The multilingual text corpus that the present embodiment selection step 1 is established, carries out multilingual text classification.Model is expanded It opens up to three kinds of languages, while each languages text of training, is cascaded in last neural net layer, this method can be accurately to multi-lingual Kind text is classified.

To sum up, this patent method can realize multilingual text classification, the multilingual neural network that this method training obtains Classify to also single languages, while solving language kind obstacle, improves the accuracy rate of multilingual text classification, and have Scalability.

The above embodiments are merely illustrative of the technical solutions of the present invention, rather than its limitations；Although with reference to the foregoing embodiments Invention is explained in detail, those skilled in the art should understand that: it still can be to aforementioned each implementation Technical solution documented by example is modified or equivalent replacement of some of the technical features；And these modification or Replacement, the spirit and scope for technical solution of various embodiments of the present invention that it does not separate the essence of the corresponding technical solution.

Claims

1. a kind of multilingual file classification method for merging subject information and BiLSTM-CNN, which is characterized in that including following step It is rapid:

2) languages text each in corpus is pre-processed；

4) each languages text subject vector is extracted using topic model；

2. the multilingual file classification method of fusion subject information and BiLSTM-CNN according to claim 1, feature It is: when constructing multilingual Parallel Corpus in the step 1), towards the science and technology text of 13 classifications of three kinds of languages of English in collection Offer abstract, the multilingual Parallel Corpus of content construction alignment.

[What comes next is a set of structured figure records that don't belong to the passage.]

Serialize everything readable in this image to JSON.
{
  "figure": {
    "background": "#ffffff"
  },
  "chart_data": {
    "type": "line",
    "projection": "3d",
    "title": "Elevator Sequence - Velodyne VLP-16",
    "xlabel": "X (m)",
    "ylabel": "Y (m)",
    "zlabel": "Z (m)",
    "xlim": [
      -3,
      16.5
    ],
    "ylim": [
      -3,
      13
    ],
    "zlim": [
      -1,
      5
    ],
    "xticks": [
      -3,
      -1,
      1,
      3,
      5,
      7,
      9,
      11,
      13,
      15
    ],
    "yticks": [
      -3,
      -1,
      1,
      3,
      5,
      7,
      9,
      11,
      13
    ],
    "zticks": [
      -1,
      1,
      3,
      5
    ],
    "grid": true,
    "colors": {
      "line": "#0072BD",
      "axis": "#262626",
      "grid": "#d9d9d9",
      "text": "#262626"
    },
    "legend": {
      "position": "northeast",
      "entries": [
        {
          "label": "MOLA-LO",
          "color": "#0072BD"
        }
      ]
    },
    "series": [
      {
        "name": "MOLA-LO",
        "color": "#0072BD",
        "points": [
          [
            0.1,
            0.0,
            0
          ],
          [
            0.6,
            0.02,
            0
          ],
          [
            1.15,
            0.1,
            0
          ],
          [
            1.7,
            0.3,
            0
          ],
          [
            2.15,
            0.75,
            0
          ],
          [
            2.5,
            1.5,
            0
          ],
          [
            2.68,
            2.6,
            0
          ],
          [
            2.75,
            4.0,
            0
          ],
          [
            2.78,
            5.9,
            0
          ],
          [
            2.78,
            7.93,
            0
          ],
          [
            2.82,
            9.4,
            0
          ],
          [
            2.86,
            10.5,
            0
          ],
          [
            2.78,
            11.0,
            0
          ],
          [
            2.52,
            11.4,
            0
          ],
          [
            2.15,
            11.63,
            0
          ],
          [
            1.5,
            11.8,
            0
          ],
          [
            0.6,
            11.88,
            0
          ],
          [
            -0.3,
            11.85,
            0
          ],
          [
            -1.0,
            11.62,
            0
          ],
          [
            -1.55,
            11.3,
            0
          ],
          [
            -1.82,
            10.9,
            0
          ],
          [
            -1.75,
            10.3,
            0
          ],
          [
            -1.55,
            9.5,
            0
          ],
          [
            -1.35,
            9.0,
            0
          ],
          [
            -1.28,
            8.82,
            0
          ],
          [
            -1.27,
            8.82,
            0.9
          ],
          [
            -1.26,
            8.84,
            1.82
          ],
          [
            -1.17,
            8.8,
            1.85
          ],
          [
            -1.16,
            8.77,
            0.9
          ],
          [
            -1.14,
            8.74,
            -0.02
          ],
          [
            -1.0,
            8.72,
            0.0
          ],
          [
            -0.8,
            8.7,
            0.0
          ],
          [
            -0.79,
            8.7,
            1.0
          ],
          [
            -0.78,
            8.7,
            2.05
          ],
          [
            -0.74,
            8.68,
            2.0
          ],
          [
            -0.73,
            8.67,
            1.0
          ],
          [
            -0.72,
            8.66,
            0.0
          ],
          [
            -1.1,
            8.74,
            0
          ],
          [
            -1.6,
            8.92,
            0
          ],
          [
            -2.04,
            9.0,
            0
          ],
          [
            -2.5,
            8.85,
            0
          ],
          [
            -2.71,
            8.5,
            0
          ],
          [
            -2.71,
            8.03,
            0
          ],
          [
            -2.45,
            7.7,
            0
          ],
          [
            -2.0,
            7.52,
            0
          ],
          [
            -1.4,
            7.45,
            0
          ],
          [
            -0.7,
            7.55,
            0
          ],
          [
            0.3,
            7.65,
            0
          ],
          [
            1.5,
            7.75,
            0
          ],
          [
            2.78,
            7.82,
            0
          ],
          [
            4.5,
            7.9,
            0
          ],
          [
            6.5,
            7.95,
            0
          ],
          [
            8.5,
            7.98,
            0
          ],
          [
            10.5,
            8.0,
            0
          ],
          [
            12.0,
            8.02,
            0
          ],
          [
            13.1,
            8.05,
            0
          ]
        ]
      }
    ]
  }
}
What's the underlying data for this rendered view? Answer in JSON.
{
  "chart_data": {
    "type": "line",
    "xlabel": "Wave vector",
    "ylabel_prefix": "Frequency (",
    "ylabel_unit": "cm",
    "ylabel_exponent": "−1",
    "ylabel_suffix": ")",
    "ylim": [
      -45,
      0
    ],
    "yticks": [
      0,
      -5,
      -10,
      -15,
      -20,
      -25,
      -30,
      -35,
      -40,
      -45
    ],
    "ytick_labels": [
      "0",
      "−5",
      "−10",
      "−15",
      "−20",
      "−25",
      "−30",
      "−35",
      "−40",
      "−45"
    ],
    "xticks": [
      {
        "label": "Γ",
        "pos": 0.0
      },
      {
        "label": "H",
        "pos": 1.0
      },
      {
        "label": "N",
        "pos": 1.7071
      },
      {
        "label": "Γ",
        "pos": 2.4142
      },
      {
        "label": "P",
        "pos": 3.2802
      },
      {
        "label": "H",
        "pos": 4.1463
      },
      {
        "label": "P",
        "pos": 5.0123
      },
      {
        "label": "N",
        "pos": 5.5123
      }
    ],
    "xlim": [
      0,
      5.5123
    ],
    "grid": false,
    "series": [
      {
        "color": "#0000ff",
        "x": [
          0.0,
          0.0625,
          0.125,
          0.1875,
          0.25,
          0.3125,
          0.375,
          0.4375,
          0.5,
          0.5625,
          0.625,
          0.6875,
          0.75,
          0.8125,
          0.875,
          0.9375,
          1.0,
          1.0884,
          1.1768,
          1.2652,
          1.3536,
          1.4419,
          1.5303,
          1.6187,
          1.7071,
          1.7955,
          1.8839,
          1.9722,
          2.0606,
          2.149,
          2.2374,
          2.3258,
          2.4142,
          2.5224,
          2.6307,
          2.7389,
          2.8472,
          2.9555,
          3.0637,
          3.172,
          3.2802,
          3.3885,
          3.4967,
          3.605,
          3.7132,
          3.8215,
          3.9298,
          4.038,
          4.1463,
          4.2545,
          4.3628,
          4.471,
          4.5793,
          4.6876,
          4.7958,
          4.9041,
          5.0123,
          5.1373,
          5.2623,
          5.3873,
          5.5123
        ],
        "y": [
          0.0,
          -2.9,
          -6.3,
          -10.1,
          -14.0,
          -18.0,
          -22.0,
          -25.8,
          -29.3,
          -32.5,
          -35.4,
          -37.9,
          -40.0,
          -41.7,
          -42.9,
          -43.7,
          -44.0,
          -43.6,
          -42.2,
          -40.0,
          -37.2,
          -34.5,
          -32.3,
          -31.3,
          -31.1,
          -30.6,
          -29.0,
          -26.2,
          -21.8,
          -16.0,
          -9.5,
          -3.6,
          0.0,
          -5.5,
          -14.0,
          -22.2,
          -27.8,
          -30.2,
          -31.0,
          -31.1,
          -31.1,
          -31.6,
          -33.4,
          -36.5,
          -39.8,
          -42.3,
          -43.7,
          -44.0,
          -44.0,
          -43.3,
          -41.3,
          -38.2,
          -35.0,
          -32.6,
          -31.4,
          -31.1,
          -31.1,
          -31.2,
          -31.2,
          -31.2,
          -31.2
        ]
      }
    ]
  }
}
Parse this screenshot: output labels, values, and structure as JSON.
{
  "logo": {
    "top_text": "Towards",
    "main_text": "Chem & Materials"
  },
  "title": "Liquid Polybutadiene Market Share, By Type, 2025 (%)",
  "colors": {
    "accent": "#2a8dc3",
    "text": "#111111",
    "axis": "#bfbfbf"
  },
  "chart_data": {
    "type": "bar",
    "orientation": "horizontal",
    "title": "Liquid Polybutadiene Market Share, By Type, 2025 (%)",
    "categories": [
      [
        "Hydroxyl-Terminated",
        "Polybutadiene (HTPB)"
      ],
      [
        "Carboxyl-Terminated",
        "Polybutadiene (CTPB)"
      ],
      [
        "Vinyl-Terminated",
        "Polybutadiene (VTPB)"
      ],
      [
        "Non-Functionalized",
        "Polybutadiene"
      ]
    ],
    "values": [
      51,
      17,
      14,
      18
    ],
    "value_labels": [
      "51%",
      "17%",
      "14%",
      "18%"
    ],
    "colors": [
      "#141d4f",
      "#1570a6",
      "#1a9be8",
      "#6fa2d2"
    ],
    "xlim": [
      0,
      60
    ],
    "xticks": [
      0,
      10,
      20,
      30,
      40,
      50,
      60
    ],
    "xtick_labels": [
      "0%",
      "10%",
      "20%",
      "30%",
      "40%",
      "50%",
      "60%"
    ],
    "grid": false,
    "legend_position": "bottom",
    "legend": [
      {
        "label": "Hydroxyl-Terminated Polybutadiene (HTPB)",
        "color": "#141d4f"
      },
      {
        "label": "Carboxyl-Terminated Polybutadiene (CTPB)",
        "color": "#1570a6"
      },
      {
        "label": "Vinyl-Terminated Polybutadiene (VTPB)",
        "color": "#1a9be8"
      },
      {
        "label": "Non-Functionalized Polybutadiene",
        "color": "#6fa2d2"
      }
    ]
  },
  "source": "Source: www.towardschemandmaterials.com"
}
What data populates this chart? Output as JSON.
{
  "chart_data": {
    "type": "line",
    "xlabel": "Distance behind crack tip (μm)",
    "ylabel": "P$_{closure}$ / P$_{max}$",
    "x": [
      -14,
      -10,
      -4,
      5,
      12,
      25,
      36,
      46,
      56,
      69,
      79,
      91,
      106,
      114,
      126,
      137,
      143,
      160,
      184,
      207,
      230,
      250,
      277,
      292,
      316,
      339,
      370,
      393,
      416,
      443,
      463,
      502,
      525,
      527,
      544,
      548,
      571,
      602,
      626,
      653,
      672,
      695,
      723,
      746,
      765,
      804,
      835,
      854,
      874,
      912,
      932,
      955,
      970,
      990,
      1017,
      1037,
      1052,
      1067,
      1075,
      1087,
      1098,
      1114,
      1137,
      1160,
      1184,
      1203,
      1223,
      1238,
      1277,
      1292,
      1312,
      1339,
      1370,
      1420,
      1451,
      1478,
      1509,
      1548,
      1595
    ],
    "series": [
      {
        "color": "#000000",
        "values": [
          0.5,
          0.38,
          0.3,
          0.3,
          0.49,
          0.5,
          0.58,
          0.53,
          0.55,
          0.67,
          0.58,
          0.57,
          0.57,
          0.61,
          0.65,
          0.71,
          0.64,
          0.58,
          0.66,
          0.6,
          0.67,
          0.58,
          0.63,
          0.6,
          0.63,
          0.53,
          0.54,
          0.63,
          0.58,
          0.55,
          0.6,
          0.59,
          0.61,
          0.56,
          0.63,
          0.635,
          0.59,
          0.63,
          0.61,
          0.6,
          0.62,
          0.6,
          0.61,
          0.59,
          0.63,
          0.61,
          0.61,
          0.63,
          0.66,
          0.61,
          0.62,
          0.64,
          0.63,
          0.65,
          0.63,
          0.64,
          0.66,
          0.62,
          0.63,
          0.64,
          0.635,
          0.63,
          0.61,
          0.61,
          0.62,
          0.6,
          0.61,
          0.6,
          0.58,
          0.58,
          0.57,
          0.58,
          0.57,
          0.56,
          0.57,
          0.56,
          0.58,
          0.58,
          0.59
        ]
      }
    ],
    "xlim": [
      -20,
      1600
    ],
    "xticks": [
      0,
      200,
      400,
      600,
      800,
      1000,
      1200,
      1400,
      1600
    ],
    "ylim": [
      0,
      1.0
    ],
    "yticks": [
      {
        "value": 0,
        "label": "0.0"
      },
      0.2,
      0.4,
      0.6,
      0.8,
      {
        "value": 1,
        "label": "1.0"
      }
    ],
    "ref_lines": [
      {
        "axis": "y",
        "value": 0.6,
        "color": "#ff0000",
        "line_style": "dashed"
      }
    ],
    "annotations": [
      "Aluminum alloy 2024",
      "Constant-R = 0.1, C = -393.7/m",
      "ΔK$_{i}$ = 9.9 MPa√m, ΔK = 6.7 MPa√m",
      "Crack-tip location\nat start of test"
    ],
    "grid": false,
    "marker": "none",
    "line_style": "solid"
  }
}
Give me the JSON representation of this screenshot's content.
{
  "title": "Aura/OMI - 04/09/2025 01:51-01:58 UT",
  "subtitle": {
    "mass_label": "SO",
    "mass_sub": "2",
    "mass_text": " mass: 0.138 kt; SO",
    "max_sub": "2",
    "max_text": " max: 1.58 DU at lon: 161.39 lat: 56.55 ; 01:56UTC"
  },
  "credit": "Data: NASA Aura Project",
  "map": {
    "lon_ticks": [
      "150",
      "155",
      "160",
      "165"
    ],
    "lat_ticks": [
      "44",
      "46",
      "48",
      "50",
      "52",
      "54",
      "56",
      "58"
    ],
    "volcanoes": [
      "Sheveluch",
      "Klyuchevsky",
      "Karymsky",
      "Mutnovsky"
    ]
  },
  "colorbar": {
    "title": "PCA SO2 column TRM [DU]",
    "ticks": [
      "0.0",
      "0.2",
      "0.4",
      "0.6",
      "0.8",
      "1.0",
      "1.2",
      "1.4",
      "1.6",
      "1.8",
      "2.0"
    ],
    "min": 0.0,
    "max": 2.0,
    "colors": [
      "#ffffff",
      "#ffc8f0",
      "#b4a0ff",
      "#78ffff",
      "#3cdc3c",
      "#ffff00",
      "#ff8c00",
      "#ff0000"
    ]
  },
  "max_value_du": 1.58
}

3. the multilingual file classification method of fusion subject information and BiLSTM-CNN according to claim 1, feature Be: when handling each languages text in the step 2), detailed process is as follows,

S1: for Chinese corpus, building includes the scieintific and technical dictionary of biology, medicine, physics profession term, as participle Preference be added in dictionary for word segmentation, optimize Chinese word segmentation effect；

S3: to needing to remove termination suffix and conjunction towards literary corpus, pronouns, general term for nouns, numerals and measure words and predicate are left.

4. the multilingual file classification method of fusion subject information and BiLSTM-CNN according to claim 1, feature Be: the term vector of each languages of training in the step 3) uses the CBOW model training of Word2vec to obtain dimension as 220 Term vector.

5. the multilingual file classification method of fusion subject information and BiLSTM-CNN according to claim 1, feature It is: the method that theme vector uses latent semantic analysis is extracted in the step 4), respectively to the Text Feature Extraction of different language Its theme vector.

6. the multilingual file classification method of fusion subject information and BiLSTM-CNN according to claim 1, feature It is: is built in the step 5) suitable for multilingual neural network model, the neural network model is divided into three sons Model, Chinese neural network model, English neural network model and Chao Wen neural network model, each submodel are having the same Neural network structure, while the text of training different language obtains different model parameters, three submodels are cascaded finally To complete neural network model, multilingual text classification is realized.

7. the multilingual file classification method of fusion subject information and BiLSTM-CNN according to claim 1, feature Be: the Artificial Neural Network Structures of fusion subject information are divided into input layer, BiLSTM layers, CNN layers, Quan Lian in the step 5) Connect layer and output layer.